Dr. Mitalipov’s laboratory pioneered the concept of mitochondrial/cytoplasmic replacement therapy (MRT), allowing replacement of defective cytoplasm or mutant mtDNA in patient eggs prior to fertilization. MRT approaches have been initially developed and tested in a nonhuman primate model and more recently extended to clinical trials for treatment of female infertility that resulted in birth of healthy children. MRT was also successfully used to prevent the transmission of pathogenic, maternally inherited mtDNA mutations from mothers to their children. His laboratory is also exploring applications of in vitro gametogenesis (IVG) as a future therapy for infertility. He is also investigating novel gene editing strategies that would allow repairing gene defects in gametes or early preimplantation embryos and thus prevent passage of thousands of heritable genetic disorders from parents to their children.

IRA AND ESTER ROSENWAKS NEW INVESTIGATOR AWARD
supported by an endowment from Zev Rosenwaks, MD
KATE DEVINE, MD

This year, the Ira and Ester Rosenwaks New Investigator Award goes to Kate Devine, MD. This award recognizes a member of the American Society for Reproductive Medicine who has made outstand­ing contributions to clinical or basic research in reproductive sciences published within 10 years of receiving a doctoral degree or completing residency/postdoctoral/fellowship training. Dr. Devine, a board-certified Reproductive Endocrinologist, cares for patients in Washington, DC, and has served as Research Director at Shady Grove Fertility since 2014 and as Medical Director and Chief Re­search Officer of USFertility since 2022. She is Clinical Professor of Obstetrics and Gynecology at George Washington University and Associate Program Director for the Reproductive Endocrinology and Infertility Fellowship at the National Institutes of Health (NIH). She supports the research efforts of fellows from 5 USF affiliated fellowship programs.

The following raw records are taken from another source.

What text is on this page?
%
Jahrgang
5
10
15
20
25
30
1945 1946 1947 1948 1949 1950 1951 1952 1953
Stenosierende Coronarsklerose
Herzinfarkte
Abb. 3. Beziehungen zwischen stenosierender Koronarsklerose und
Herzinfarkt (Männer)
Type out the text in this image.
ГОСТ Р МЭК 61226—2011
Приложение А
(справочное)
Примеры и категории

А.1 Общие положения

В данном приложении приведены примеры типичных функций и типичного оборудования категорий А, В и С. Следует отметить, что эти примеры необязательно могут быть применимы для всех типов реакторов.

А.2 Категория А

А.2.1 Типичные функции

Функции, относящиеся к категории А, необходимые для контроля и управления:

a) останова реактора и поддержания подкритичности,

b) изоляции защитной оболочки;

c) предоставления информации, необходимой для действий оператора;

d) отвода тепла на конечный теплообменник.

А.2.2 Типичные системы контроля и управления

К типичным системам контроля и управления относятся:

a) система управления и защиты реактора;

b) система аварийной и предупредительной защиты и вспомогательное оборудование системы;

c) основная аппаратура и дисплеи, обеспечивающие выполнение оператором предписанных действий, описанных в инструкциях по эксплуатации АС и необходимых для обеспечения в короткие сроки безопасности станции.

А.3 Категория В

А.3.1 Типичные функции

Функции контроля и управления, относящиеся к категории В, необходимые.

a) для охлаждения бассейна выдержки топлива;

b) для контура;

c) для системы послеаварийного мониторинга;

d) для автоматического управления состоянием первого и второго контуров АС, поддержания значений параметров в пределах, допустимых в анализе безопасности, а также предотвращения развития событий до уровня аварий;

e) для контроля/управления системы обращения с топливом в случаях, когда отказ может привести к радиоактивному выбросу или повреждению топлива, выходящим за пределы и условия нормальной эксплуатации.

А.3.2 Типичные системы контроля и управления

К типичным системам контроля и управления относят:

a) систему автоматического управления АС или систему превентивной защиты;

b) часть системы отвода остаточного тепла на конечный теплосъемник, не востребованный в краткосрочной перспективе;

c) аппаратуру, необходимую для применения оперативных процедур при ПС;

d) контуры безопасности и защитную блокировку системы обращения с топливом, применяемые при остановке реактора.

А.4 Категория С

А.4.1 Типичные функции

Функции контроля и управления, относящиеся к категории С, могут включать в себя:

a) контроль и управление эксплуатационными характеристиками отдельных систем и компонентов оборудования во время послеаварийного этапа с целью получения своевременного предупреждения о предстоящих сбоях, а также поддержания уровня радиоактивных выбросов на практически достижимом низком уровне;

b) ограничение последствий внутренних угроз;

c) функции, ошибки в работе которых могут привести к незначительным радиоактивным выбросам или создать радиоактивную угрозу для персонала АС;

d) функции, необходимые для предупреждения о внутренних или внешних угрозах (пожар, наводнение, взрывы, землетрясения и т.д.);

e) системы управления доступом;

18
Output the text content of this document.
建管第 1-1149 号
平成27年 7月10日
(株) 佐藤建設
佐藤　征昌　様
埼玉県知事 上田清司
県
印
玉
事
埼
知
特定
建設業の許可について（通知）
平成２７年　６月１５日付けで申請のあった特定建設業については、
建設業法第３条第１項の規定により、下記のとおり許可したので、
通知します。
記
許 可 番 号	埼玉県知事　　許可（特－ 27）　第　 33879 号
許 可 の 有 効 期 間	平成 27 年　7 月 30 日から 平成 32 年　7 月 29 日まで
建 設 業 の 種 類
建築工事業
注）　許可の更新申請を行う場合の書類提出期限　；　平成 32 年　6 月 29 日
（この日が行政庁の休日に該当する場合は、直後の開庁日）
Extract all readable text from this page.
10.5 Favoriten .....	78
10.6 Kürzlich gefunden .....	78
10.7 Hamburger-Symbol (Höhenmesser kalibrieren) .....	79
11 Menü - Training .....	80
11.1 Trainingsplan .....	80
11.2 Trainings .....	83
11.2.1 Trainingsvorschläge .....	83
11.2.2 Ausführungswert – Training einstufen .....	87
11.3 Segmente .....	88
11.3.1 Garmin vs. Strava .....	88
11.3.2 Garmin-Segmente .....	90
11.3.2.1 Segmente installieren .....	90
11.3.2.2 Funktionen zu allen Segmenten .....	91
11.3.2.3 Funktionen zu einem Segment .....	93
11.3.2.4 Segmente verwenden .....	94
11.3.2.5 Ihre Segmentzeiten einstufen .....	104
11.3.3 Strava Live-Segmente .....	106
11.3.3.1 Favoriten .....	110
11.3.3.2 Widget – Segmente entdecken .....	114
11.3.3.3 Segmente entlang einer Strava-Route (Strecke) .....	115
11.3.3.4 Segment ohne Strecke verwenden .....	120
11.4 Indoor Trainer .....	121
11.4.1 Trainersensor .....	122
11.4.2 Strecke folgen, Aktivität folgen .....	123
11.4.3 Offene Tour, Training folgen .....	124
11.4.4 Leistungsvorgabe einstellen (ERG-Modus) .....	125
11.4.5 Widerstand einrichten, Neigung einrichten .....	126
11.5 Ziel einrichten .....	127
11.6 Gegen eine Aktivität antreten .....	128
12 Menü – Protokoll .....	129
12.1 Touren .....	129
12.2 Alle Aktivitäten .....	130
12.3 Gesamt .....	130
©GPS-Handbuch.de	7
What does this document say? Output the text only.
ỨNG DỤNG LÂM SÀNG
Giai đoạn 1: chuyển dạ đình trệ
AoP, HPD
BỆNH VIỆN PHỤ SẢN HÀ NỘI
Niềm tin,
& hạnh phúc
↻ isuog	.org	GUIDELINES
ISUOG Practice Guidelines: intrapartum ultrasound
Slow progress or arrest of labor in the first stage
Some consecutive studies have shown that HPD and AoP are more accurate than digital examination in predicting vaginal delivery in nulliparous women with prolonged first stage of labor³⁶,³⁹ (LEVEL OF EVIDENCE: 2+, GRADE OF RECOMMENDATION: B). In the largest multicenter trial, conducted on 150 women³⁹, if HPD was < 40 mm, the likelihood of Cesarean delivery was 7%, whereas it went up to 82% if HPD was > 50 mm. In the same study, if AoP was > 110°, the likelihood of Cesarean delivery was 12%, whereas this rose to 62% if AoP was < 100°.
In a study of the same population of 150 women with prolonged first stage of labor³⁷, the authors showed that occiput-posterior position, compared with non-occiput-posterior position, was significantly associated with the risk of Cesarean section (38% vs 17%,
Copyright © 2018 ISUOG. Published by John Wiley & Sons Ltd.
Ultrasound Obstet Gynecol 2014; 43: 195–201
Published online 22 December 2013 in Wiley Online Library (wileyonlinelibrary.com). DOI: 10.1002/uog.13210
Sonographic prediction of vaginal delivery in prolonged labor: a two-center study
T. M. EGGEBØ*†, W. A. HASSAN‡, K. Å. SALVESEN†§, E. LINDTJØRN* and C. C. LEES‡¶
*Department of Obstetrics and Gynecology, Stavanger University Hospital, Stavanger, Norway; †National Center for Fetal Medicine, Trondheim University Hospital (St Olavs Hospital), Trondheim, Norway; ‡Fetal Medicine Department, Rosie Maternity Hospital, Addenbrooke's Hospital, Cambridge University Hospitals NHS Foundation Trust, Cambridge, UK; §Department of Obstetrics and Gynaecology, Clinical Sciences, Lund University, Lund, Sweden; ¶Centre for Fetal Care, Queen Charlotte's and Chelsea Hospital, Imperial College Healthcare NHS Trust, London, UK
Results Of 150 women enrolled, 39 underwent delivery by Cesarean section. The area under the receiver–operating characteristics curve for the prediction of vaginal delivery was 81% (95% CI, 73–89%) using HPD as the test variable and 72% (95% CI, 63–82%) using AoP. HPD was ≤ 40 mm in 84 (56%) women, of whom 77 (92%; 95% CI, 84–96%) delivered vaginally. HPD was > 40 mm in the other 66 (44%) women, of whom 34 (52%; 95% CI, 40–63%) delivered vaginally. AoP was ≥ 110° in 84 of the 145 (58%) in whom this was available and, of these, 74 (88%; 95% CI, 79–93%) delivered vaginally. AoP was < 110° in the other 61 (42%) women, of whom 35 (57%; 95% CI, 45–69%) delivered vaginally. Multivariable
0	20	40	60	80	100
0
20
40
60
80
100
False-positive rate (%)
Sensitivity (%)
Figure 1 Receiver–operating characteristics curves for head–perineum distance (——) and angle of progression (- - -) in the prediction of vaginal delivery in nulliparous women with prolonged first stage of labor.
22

Dr. Devine serves as Chair of the Society for Reproductive Endocrinology and Infertility (SREI) Research Committee, Chair of the Society for Assisted Reproductive Technology (SART) Quality Assurance Committee, and on the Editorial Board of Fertility and Sterility. She has authored more than 40 peer-reviewed publications, received numerous research grants and awards, and spoken nationally and internationally on the topic of her research, which focuses primarily on endometrial receptivity and optimization of frozen embryo transfer protocols. She has conducted multiple RCTs on this topic, including the Sustain Study, which received the 2018 ASRM Scientific Congress Prize Paper and the Synchrony Study, which was published in JAMA in December of 2022.

She earned her BA from Columbia University and MD from Albert Einstein College of Medicine. She completed residency at New York Univer­sity Medical Center and fellowship at the NIH.